On this seemingly innocent problem we will meet a wide range of algorithmic concepts: An efficient algorithm for a special case, an NP-hardness proof, an approximation algorithm with a guaranteed approximation factor, APX-hardness, and a quasi-polynomial time approximation scheme.

[SoC Colloquium] Helmut Alt, Packing Problems: Algorithms and Complexity

Tuesday, March 7th, 2017
Packing Problems: Algorithms and Complexity
Helmut Alt
Department of Computer Science, Freie Universität Berlin
2017/3/13 Mon 4PM-6PM
Packing problems are concerned with positioning geometric objects so that they do not overlap and require an amount of space as small as possible. They have been investigated within mathematics for centuries starting with the famous Kepler conjecture. There are many surprising properties and open problems in connection with packing. The lecture will give a short survey about these “classical” issues but then concentrate on algorithms for packing. Since already the most simple variants are NP-hard, it makes sense to look for efficient approximation algorithms. We will present constant factor approximations for packing rectangles and convex polygons into containers which are minimum area rectangles or convex sets. Algorithms for analogous problems concerning three-dimensional objects will be presented, as well.
This is joint research with Mark de Berg, Christian Knauer, Léonard von Niederhäusern, and Nadja Scharf.

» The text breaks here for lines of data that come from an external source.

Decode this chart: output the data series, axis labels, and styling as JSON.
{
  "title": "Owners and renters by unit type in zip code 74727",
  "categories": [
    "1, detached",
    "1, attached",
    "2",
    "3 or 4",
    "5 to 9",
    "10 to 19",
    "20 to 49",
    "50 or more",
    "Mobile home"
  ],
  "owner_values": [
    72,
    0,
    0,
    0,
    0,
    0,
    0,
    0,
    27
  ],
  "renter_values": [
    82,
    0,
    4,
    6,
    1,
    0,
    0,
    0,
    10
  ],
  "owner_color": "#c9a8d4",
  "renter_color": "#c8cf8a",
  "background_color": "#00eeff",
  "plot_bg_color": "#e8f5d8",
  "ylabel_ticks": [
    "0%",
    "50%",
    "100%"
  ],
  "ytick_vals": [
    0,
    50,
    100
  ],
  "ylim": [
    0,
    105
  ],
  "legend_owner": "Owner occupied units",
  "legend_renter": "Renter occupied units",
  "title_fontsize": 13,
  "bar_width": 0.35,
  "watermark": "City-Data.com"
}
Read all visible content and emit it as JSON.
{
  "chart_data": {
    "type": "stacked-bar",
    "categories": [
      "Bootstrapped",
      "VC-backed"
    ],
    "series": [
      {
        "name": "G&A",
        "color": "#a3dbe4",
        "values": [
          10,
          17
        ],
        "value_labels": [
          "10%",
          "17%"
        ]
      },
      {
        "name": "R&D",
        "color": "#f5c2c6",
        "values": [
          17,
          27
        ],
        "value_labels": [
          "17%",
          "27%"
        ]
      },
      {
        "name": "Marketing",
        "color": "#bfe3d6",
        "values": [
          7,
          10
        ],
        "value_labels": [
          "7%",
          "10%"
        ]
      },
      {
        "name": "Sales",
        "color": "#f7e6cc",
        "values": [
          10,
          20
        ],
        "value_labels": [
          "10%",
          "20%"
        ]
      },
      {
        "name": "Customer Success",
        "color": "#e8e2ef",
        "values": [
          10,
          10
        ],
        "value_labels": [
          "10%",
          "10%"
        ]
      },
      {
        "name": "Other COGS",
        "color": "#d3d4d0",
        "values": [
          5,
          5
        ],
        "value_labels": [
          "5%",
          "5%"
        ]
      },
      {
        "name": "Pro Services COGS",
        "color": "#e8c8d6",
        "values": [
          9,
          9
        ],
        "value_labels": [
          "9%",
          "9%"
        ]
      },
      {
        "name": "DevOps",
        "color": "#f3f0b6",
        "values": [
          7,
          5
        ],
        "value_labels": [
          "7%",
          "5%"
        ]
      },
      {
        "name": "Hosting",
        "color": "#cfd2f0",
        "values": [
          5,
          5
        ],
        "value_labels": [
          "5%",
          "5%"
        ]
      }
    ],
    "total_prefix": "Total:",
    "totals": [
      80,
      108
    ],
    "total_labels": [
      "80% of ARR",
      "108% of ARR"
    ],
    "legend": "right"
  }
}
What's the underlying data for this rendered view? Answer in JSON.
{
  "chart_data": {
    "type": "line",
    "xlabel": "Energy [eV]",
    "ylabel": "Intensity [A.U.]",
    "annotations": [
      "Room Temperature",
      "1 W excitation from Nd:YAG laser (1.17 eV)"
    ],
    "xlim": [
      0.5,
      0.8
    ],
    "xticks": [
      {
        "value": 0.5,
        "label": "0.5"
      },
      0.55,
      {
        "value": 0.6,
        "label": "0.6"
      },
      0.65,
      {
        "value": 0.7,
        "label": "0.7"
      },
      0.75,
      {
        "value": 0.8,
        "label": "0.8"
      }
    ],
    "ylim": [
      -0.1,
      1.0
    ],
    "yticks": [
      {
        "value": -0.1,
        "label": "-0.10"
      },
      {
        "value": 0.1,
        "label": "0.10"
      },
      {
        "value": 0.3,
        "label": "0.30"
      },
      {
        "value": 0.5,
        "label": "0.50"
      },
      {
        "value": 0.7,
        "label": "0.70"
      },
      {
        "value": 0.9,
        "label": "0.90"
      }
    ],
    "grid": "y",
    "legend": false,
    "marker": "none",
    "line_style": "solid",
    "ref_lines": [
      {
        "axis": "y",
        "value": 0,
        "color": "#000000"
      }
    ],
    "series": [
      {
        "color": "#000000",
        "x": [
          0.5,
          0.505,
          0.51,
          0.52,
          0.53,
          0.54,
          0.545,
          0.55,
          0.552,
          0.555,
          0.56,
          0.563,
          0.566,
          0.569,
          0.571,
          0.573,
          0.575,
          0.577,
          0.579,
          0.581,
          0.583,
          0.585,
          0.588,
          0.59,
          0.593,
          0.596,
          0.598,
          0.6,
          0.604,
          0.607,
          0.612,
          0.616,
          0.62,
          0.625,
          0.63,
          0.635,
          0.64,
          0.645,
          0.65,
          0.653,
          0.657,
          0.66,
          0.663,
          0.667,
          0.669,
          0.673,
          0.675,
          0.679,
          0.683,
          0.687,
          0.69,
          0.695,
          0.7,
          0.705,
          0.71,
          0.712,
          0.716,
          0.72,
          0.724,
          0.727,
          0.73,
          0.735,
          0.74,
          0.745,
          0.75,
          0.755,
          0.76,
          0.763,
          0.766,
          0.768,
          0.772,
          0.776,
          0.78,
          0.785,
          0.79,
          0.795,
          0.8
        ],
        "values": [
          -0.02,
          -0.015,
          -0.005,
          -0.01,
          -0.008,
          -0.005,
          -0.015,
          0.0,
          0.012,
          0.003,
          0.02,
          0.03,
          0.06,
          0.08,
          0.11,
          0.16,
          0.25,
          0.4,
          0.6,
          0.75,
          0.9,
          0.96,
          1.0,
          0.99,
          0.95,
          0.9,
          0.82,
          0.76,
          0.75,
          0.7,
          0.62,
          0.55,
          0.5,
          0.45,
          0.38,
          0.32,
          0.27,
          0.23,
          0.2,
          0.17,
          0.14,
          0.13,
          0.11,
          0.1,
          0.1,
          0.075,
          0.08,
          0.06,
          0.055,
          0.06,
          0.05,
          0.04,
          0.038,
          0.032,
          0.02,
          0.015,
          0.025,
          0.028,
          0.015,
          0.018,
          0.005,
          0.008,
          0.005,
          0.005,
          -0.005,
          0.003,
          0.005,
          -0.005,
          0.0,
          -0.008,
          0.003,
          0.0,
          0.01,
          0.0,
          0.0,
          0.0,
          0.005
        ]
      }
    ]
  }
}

Bernard Lidický, 3-coloring triangle-free planar graphs

Wednesday, March 1st, 2017
3-coloring triangle-free planar graphs
Bernard Lidický
Department of Mathematics, Iowa State University, Ames, IA, USA
2017/3/7 Tue 4PM
A well known theorem of Grötzsch states that every planar graph is 3-colorable. We will show a simple proof based on a recent result of Kostochka and Yancey on the number of edges in 4-critical graphs. Then we show a strengthening of the Grötzsch’s theorem in several different directions. Based on joint works with Ilkyoo Choi, Jan Ekstein, Zdeněk Dvořák, Přemek Holub, Alexandr Kostochka, and Matthew Yancey.

Suil O (오수일), The second largest eigenvalue and vertex-connectivity in regular graphs

Monday, January 23rd, 2017
The second largest eigenvalue and vertex-connectivity in regular graphs
Suil O (오수일)
Department of Applied Mathematics & Statistics, SUNY Korea, Incheon
2017/2/3 Fri 4PM-5PM
In this talk, for a fixed positive integer d at least 3, we study upper
bounds for the second largest eigenvalue in (an n-vertex) d-regular graph to
guarantee a certain vertex-connectivity.